Improved Regret Analysis in Gaussian Process Bandits: Optimality for Noiseless Reward, RKHS norm, and Non-Stationary Variance
Shogo Iwazaki, Shion Takeno
TL;DR
This work advances GP-bandit theory by deriving a tighter uniform bound on the maximum posterior variance that improves how regret scales with noise. Leveraging this bound, it achieves near-optimal regret in the noiseless setting, establishes regret that scales optimally with the RKHS norm bound $B$ for both squared exponential and Matérn kernels, and extends the analysis to a kernelized non-stationary variance setting with sublinear variance growth. The proposed variance-aware variants of PE and MVR (and VA-GP-UCB) yield regret rates that match known lower bounds up to polylogarithmic factors, underscoring near-optimality and broad applicability to kernelized optimization under challenging noise regimes.
Abstract
We study the Gaussian process (GP) bandit problem, whose goal is to minimize regret under an unknown reward function lying in some reproducing kernel Hilbert space (RKHS). The maximum posterior variance analysis is vital in analyzing near-optimal GP bandit algorithms such as maximum variance reduction (MVR) and phased elimination (PE).

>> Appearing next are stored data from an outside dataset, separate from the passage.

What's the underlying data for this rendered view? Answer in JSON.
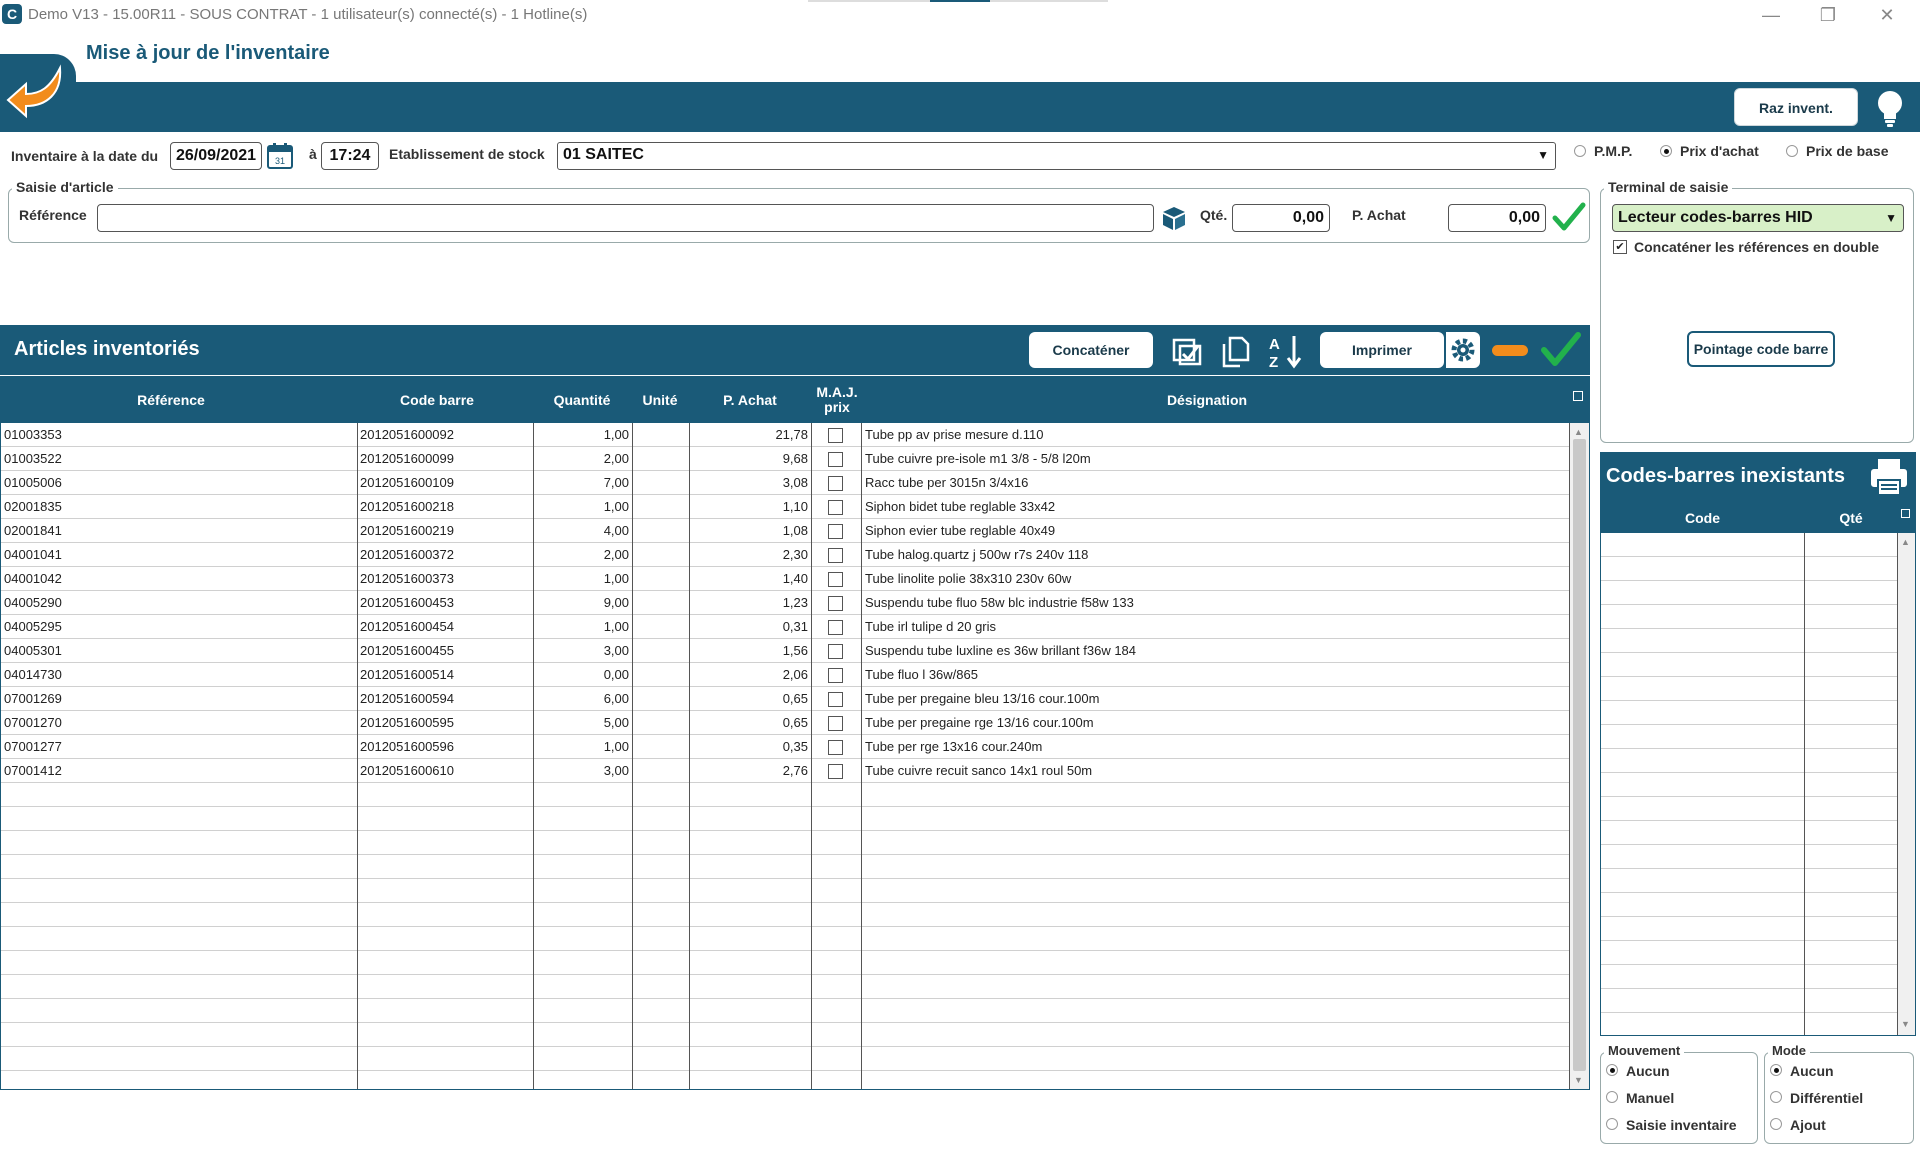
{
  "window": {
    "app_icon_letter": "C",
    "title": "Demo V13 - 15.00R11 - SOUS CONTRAT - 1 utilisateur(s) connecté(s) - 1 Hotline(s)",
    "minimize": "—",
    "restore": "❐",
    "close": "✕"
  },
  "header": {
    "title": "Mise à jour de l'inventaire",
    "raz_button": "Raz invent."
  },
  "inventory": {
    "date_label": "Inventaire à la date du",
    "date_value": "26/09/2021",
    "at_label": "à",
    "time_value": "17:24",
    "establishment_label": "Etablissement de stock",
    "establishment_value": "01 SAITEC",
    "price_options": [
      {
        "label": "P.M.P.",
        "selected": false
      },
      {
        "label": "Prix d'achat",
        "selected": true
      },
      {
        "label": "Prix de base",
        "selected": false
      }
    ]
  },
  "article_entry": {
    "group_title": "Saisie d'article",
    "reference_label": "Référence",
    "reference_value": "",
    "qty_label": "Qté.",
    "qty_value": "0,00",
    "price_label": "P. Achat",
    "price_value": "0,00"
  },
  "terminal": {
    "group_title": "Terminal de saisie",
    "selected": "Lecteur codes-barres HID",
    "concat_label": "Concaténer les références en double",
    "concat_checked": true,
    "pointage_button": "Pointage code barre"
  },
  "articles": {
    "title": "Articles inventoriés",
    "concat_button": "Concaténer",
    "print_button": "Imprimer",
    "columns": [
      "Référence",
      "Code barre",
      "Quantité",
      "Unité",
      "P. Achat",
      "M.A.J. prix",
      "Désignation"
    ],
    "rows": [
      {
        "ref": "01003353",
        "barcode": "2012051600092",
        "qty": "1,00",
        "unit": "",
        "price": "21,78",
        "maj": false,
        "designation": "Tube pp av prise mesure d.110"
      },
      {
        "ref": "01003522",
        "barcode": "2012051600099",
        "qty": "2,00",
        "unit": "",
        "price": "9,68",
        "maj": false,
        "designation": "Tube cuivre pre-isole m1 3/8 - 5/8 l20m"
      },
      {
        "ref": "01005006",
        "barcode": "2012051600109",
        "qty": "7,00",
        "unit": "",
        "price": "3,08",
        "maj": false,
        "designation": "Racc tube per 3015n 3/4x16"
      },
      {
        "ref": "02001835",
        "barcode": "2012051600218",
        "qty": "1,00",
        "unit": "",
        "price": "1,10",
        "maj": false,
        "designation": "Siphon bidet tube reglable 33x42"
      },
      {
        "ref": "02001841",
        "barcode": "2012051600219",
        "qty": "4,00",
        "unit": "",
        "price": "1,08",
        "maj": false,
        "designation": "Siphon evier tube reglable 40x49"
      },
      {
        "ref": "04001041",
        "barcode": "2012051600372",
        "qty": "2,00",
        "unit": "",
        "price": "2,30",
        "maj": false,
        "designation": "Tube halog.quartz j 500w r7s 240v 118"
      },
      {
        "ref": "04001042",
        "barcode": "2012051600373",
        "qty": "1,00",
        "unit": "",
        "price": "1,40",
        "maj": false,
        "designation": "Tube linolite polie 38x310 230v 60w"
      },
      {
        "ref": "04005290",
        "barcode": "2012051600453",
        "qty": "9,00",
        "unit": "",
        "price": "1,23",
        "maj": false,
        "designation": "Suspendu tube fluo 58w blc industrie f58w 133"
      },
      {
        "ref": "04005295",
        "barcode": "2012051600454",
        "qty": "1,00",
        "unit": "",
        "price": "0,31",
        "maj": false,
        "designation": "Tube irl tulipe d 20 gris"
      },
      {
        "ref": "04005301",
        "barcode": "2012051600455",
        "qty": "3,00",
        "unit": "",
        "price": "1,56",
        "maj": false,
        "designation": "Suspendu tube luxline es 36w brillant f36w 184"
      },
      {
        "ref": "04014730",
        "barcode": "2012051600514",
        "qty": "0,00",
        "unit": "",
        "price": "2,06",
        "maj": false,
        "designation": "Tube fluo l 36w/865"
      },
      {
        "ref": "07001269",
        "barcode": "2012051600594",
        "qty": "6,00",
        "unit": "",
        "price": "0,65",
        "maj": false,
        "designation": "Tube per pregaine bleu 13/16 cour.100m"
      },
      {
        "ref": "07001270",
        "barcode": "2012051600595",
        "qty": "5,00",
        "unit": "",
        "price": "0,65",
        "maj": false,
        "designation": "Tube per pregaine rge 13/16 cour.100m"
      },
      {
        "ref": "07001277",
        "barcode": "2012051600596",
        "qty": "1,00",
        "unit": "",
        "price": "0,35",
        "maj": false,
        "designation": "Tube per rge 13x16 cour.240m"
      },
      {
        "ref": "07001412",
        "barcode": "2012051600610",
        "qty": "3,00",
        "unit": "",
        "price": "2,76",
        "maj": false,
        "designation": "Tube cuivre recuit sanco 14x1  roul 50m"
      }
    ]
  },
  "missing_barcodes": {
    "title": "Codes-barres inexistants",
    "columns": [
      "Code",
      "Qté"
    ]
  },
  "mouvement": {
    "title": "Mouvement",
    "options": [
      {
        "label": "Aucun",
        "selected": true
      },
      {
        "label": "Manuel",
        "selected": false
      },
      {
        "label": "Saisie inventaire",
        "selected": false
      }
    ]
  },
  "mode": {
    "title": "Mode",
    "options": [
      {
        "label": "Aucun",
        "selected": true
      },
      {
        "label": "Différentiel",
        "selected": false
      },
      {
        "label": "Ajout",
        "selected": false
      }
    ]
  },
  "colors": {
    "primary": "#1a5a78",
    "accent_orange": "#f28c1c",
    "check_green": "#22b14c",
    "terminal_green": "#d8f0c8"
  }
}
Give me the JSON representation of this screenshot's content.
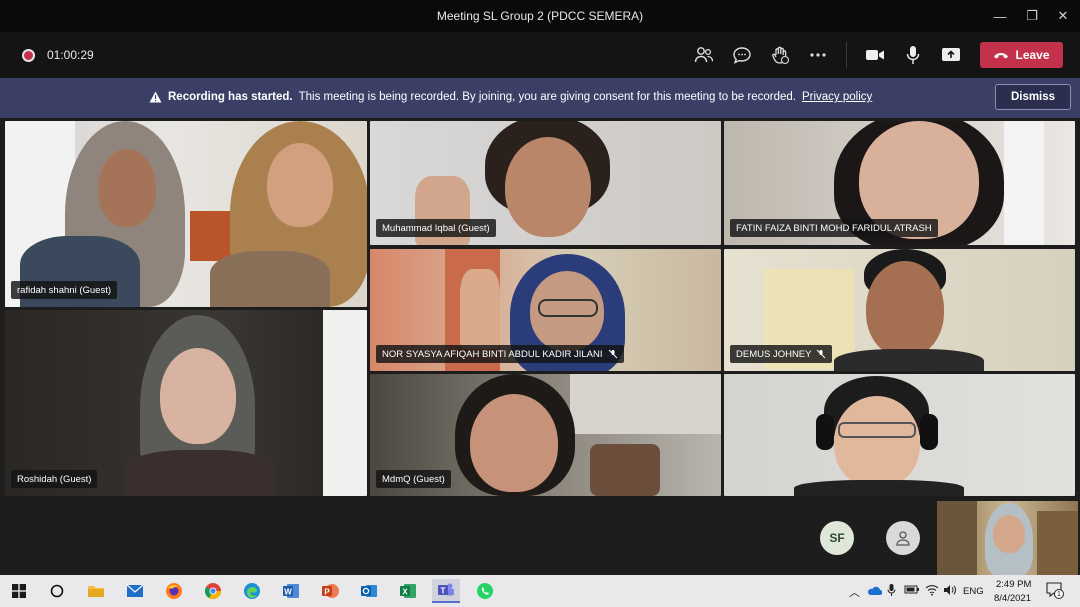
{
  "window": {
    "title": "Meeting SL Group 2 (PDCC SEMERA)",
    "minimize_glyph": "—",
    "maximize_glyph": "❐",
    "close_glyph": "✕"
  },
  "toolbar": {
    "recording_time": "01:00:29",
    "icons": [
      "participants-icon",
      "chat-icon",
      "raise-hand-icon",
      "more-options-icon",
      "camera-icon",
      "microphone-icon",
      "share-screen-icon"
    ],
    "leave_label": "Leave"
  },
  "banner": {
    "title": "Recording has started.",
    "message": "This meeting is being recorded. By joining, you are giving consent for this meeting to be recorded.",
    "link": "Privacy policy",
    "dismiss_label": "Dismiss"
  },
  "participants": [
    {
      "name": "rafidah shahni (Guest)",
      "muted": false
    },
    {
      "name": "Muhammad Iqbal (Guest)",
      "muted": false
    },
    {
      "name": "FATIN FAIZA BINTI MOHD FARIDUL ATRASH",
      "muted": false
    },
    {
      "name": "NOR SYASYA AFIQAH BINTI ABDUL KADIR JILANI",
      "muted": true
    },
    {
      "name": "DEMUS JOHNEY",
      "muted": true
    },
    {
      "name": "Roshidah (Guest)",
      "muted": false
    },
    {
      "name": "MdmQ (Guest)",
      "muted": false
    },
    {
      "name": "",
      "muted": false
    }
  ],
  "overflow": {
    "initials": "SF"
  },
  "taskbar": {
    "apps": [
      "windows-start-icon",
      "cortana-icon",
      "file-explorer-icon",
      "mail-icon",
      "firefox-icon",
      "chrome-icon",
      "edge-icon",
      "word-icon",
      "powerpoint-icon",
      "outlook-icon",
      "excel-icon",
      "teams-icon",
      "whatsapp-icon"
    ],
    "language": "ENG",
    "time": "2:49 PM",
    "date": "8/4/2021",
    "notification_count": "1"
  },
  "colors": {
    "leave": "#c4314b",
    "banner": "#3b3f66",
    "titlebar": "#0a0a0a"
  }
}
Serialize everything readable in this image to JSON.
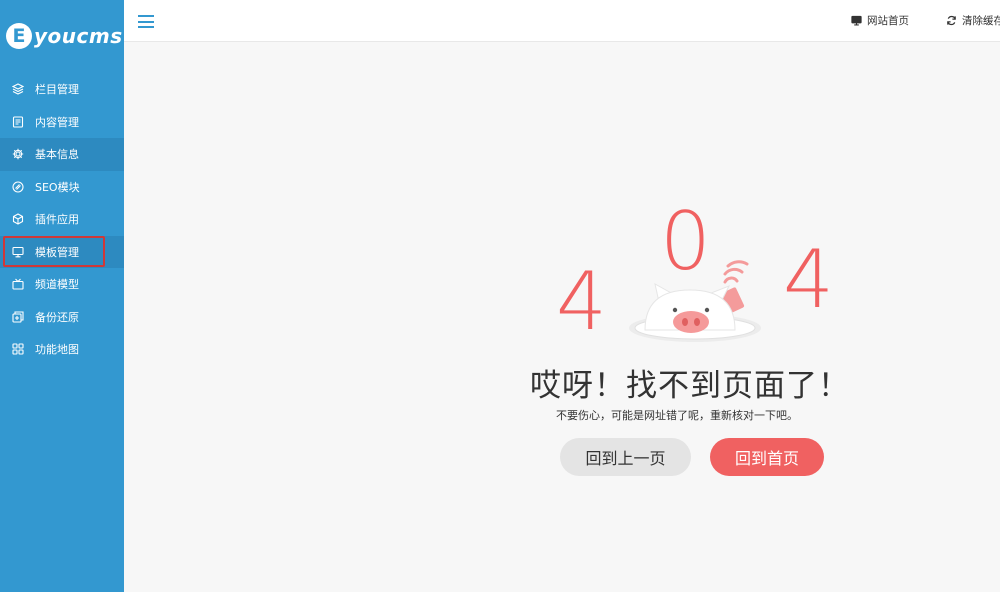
{
  "app": {
    "logo_text": "youcms",
    "logo_letter": "E"
  },
  "sidebar": {
    "items": [
      {
        "label": "栏目管理",
        "icon": "layers-icon"
      },
      {
        "label": "内容管理",
        "icon": "document-icon"
      },
      {
        "label": "基本信息",
        "icon": "gear-icon"
      },
      {
        "label": "SEO模块",
        "icon": "seo-icon"
      },
      {
        "label": "插件应用",
        "icon": "cube-icon"
      },
      {
        "label": "模板管理",
        "icon": "monitor-icon"
      },
      {
        "label": "频道模型",
        "icon": "tv-icon"
      },
      {
        "label": "备份还原",
        "icon": "backup-icon"
      },
      {
        "label": "功能地图",
        "icon": "grid-icon"
      }
    ],
    "active_index": 2,
    "highlighted_index": 5
  },
  "topbar": {
    "site_home_label": "网站首页",
    "clear_cache_label": "清除缓存"
  },
  "error": {
    "digits": [
      "4",
      "0",
      "4"
    ],
    "title": "哎呀！找不到页面了！",
    "subtitle": "不要伤心，可能是网址错了呢，重新核对一下吧。",
    "back_label": "回到上一页",
    "home_label": "回到首页"
  },
  "colors": {
    "sidebar": "#3398d0",
    "accent_red": "#f06161",
    "highlight_border": "#d03838"
  }
}
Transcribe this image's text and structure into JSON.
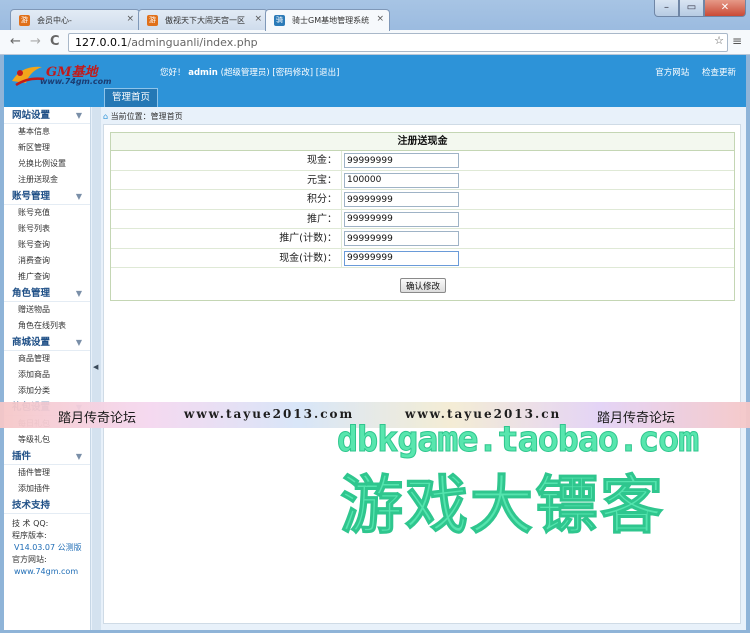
{
  "browser": {
    "tabs": [
      {
        "label": "会员中心-",
        "favicon": "游"
      },
      {
        "label": "傲视天下大闹天宫一区",
        "favicon": "游"
      },
      {
        "label": "骑士GM基地管理系统",
        "favicon": "骑"
      }
    ],
    "close_glyph": "×",
    "url_host": "127.0.0.1",
    "url_path": "/adminguanli/index.php",
    "nav": {
      "back": "←",
      "forward": "→",
      "reload": "C"
    },
    "window_buttons": {
      "minimize": "–",
      "maximize": "▭",
      "close": "✕"
    },
    "extra_icons": "☆",
    "menu": "≡"
  },
  "header": {
    "logo_name": "GM基地",
    "logo_url": "www.74gm.com",
    "greeting": "您好！",
    "username": "admin",
    "role": "(超级管理员)",
    "change_pw": "[密码修改]",
    "logout": "[退出]",
    "link_official": "官方网站",
    "link_check_update": "检查更新",
    "home_tab": "管理首页",
    "accent": "#2d93d8"
  },
  "breadcrumb": {
    "label": "当前位置：管理首页"
  },
  "sidebar": {
    "sections": [
      {
        "title": "网站设置",
        "items": [
          "基本信息",
          "新区管理",
          "兑换比例设置",
          "注册送现金"
        ]
      },
      {
        "title": "账号管理",
        "items": [
          "账号充值",
          "账号列表",
          "账号查询",
          "消费查询",
          "推广查询"
        ]
      },
      {
        "title": "角色管理",
        "items": [
          "赠送物品",
          "角色在线列表"
        ]
      },
      {
        "title": "商城设置",
        "items": [
          "商品管理",
          "添加商品",
          "添加分类"
        ]
      },
      {
        "title": "礼包设置",
        "items": [
          "每日礼包",
          "等级礼包"
        ]
      },
      {
        "title": "插件",
        "items": [
          "插件管理",
          "添加插件"
        ]
      },
      {
        "title": "技术支持",
        "items": []
      }
    ],
    "tech": {
      "qq": "技 术 QQ:",
      "version_label": "程序版本:",
      "version": "V14.03.07 公测版",
      "site_label": "官方网站:",
      "site": "www.74gm.com"
    },
    "chevron": "▼",
    "collapse": "◀"
  },
  "form": {
    "title": "注册送现金",
    "fields": [
      {
        "label": "现金：",
        "value": "99999999"
      },
      {
        "label": "元宝：",
        "value": "100000"
      },
      {
        "label": "积分：",
        "value": "99999999"
      },
      {
        "label": "推广：",
        "value": "99999999"
      },
      {
        "label": "推广(计数)：",
        "value": "99999999"
      },
      {
        "label": "现金(计数)：",
        "value": "99999999"
      }
    ],
    "submit": "确认修改"
  },
  "watermark": {
    "band_left": "踏月传奇论坛",
    "band_url1": "www.tayue2013.com",
    "band_url2": "www.tayue2013.cn",
    "band_right": "踏月传奇论坛",
    "shop_url": "dbkgame.taobao.com",
    "shop_name": "游戏大镖客"
  }
}
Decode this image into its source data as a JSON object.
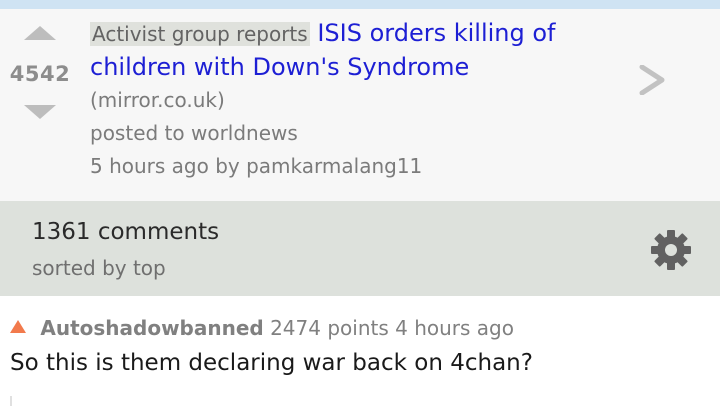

Therefore, we first show the new upper bound of the maximum posterior variance, which improves the dependence of the noise variance parameters of the GP. By leveraging this result, we refine the MVR and PE to obtain (i) a nearly optimal regret upper bound in the noiseless setting and (ii) regret upper bounds that are optimal with respect to the RKHS norm of the reward function. Furthermore, as another application of our proposed bound, we analyze the GP bandit under the time-varying noise variance setting, which is the kernelized extension of the linear bandit with heteroscedastic noise. For this problem, we show that MVR and PE-based algorithms achieve noise variance-dependent regret upper bounds, which matches our regret lower bound.